Early British cinema used the common social interaction found in the literary works of Charles Dickens and Thomas Hardy. One of the first British films to emphasize realism's value as a social protest was James Williamson's A Reservist Before the War, and After the War in 1902. The film memorialized Boer War serviceman coming back home to unemployment. Repressive censorship during 1945-54 prevented British films from more radical social positions.
After World War I, the British middle-class generally responded to realism and restraint in cinema while the working-class generally favored Hollywood genre movies. Thus realism carried connotations of education and high seriousness. These social and aesthetic distinctions have become running themes; Social Realism is now associated with the arthouse auteur, while mainstream Hollywood films are shown at the multiplex.
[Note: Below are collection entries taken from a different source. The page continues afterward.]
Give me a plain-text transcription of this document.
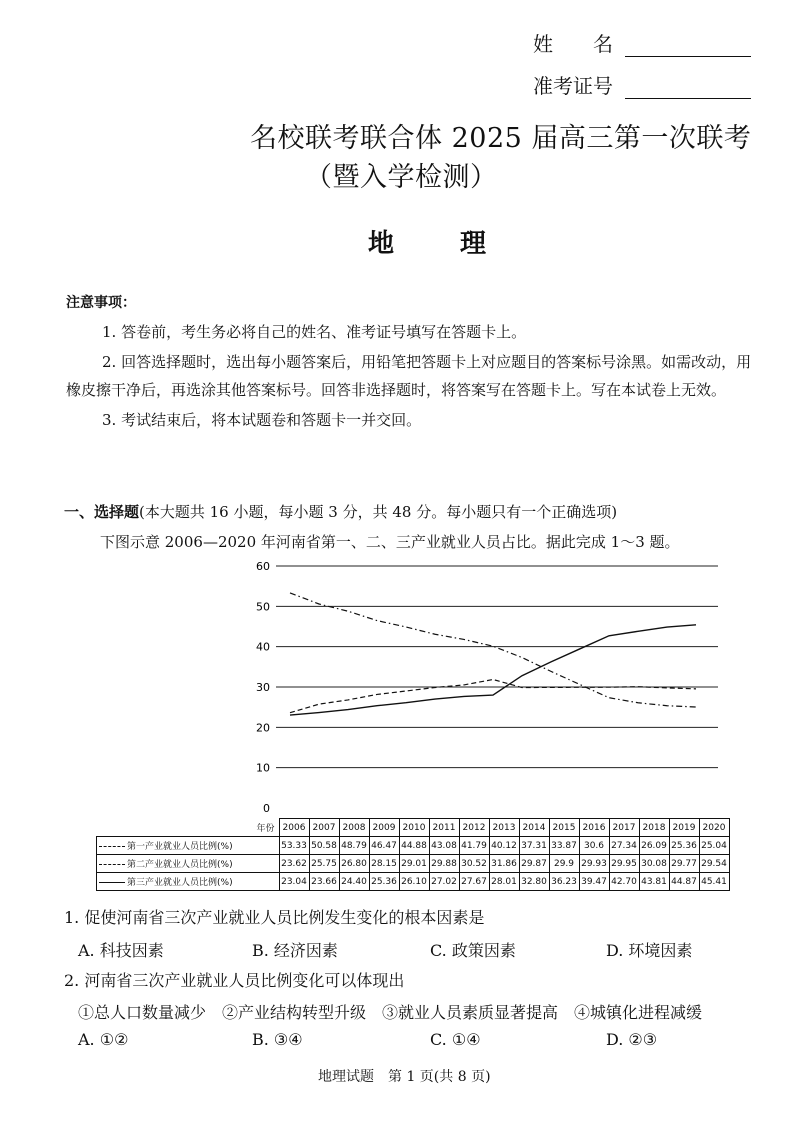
姓　　名
准考证号
名校联考联合体 2025 届高三第一次联考
（暨入学检测）
地　理
注意事项：
1. 答卷前，考生务必将自己的姓名、准考证号填写在答题卡上。
2. 回答选择题时，选出每小题答案后，用铅笔把答题卡上对应题目的答案标号涂黑。如需改动，用橡皮擦干净后，再选涂其他答案标号。回答非选择题时，将答案写在答题卡上。写在本试卷上无效。
3. 考试结束后，将本试题卷和答题卡一并交回。
一、选择题(本大题共 16 小题，每小题 3 分，共 48 分。每小题只有一个正确选项)
下图示意 2006—2020 年河南省第一、二、三产业就业人员占比。据此完成 1～3 题。
0
10
20
30
40
50
60
年份	2006	2007	2008	2009	2010	2011	2012	2013	2014	2015	2016	2017	2018	2019	2020
第一产业就业人员比例(%)	53.33	50.58	48.79	46.47	44.88	43.08	41.79	40.12	37.31	33.87	30.6	27.34	26.09	25.36	25.04
第二产业就业人员比例(%)	23.62	25.75	26.80	28.15	29.01	29.88	30.52	31.86	29.87	29.9	29.93	29.95	30.08	29.77	29.54
第三产业就业人员比例(%)	23.04	23.66	24.40	25.36	26.10	27.02	27.67	28.01	32.80	36.23	39.47	42.70	43.81	44.87	45.41
1. 促使河南省三次产业就业人员比例发生变化的根本因素是
A. 科技因素	B. 经济因素	C. 政策因素	D. 环境因素
2. 河南省三次产业就业人员比例变化可以体现出
①总人口数量减少　②产业结构转型升级　③就业人员素质显著提高　④城镇化进程减缓
A. ①②	B. ③④	C. ①④	D. ②③
地理试题　第 1 页(共 8 页)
Producer Michael Balcon revived this distinction in the 1940s, referring to the British industry's rivalry with Hollywood in terms of "realism and tinsel." Balcon, the head of Ealing Studios, became a key figure in the emergence of a national cinema characterized by stoicism and verisimilitude. "Combining the objective temper and aesthetics of the documentary movement with the stars and resources of studio filmmaking, 1940s British cinema made a stirring appeal to a mass audience," noted critic Richard Armstrong.
Social Realism in cinema was reflecting Britain's transforming wartime society. Women were working alongside men in the military and its munitions factories, challenging pre-assigned gender roles. Rationing, air raids and unprecedented state intervention in the life of the individual encouraged a more social philosophy and worldview.
A British New Wave movement emerged in the 1950s and 1960s. British auteurs like Karel Reisz, Tony Richardson, and John Schlesinger brought wide shots and plain speaking to stories of ordinary Britons negotiating postwar social structures. Relaxation of censorship enabled film makers to portray issues such as prostitution, abortion, homosexuality, and alienation. Characters included factory workers, office underlings, dissatisfied wives, pregnant girlfriends, runaways, the marginalized, the poor, and the depressed. "The New Wave protagonist was usually a working-class male without bearings in a society in which traditional industries and the cultures that went with them were in decline.
The main conventions for social realism are; the use of unknown actors, this makes it realistic as the actors could be anyone so it supports the social realism genre. Social class is also another convention as working class is dealt with like 'This Is England' directed by Shane Meadows. Generally the films are set in poorer run down areas but can be nice neighbourhood. Usually a social realism film deals with alcoholism, drugs, sex, poverty, homosexuality, violence and crime. Age is also important in the conventions of social realism as most films use teenagers from ages 13-20. 'Kidulthood', 'Kes', 'Sweet Sixteen' and 'This Is England' all have the protagonists between these ages.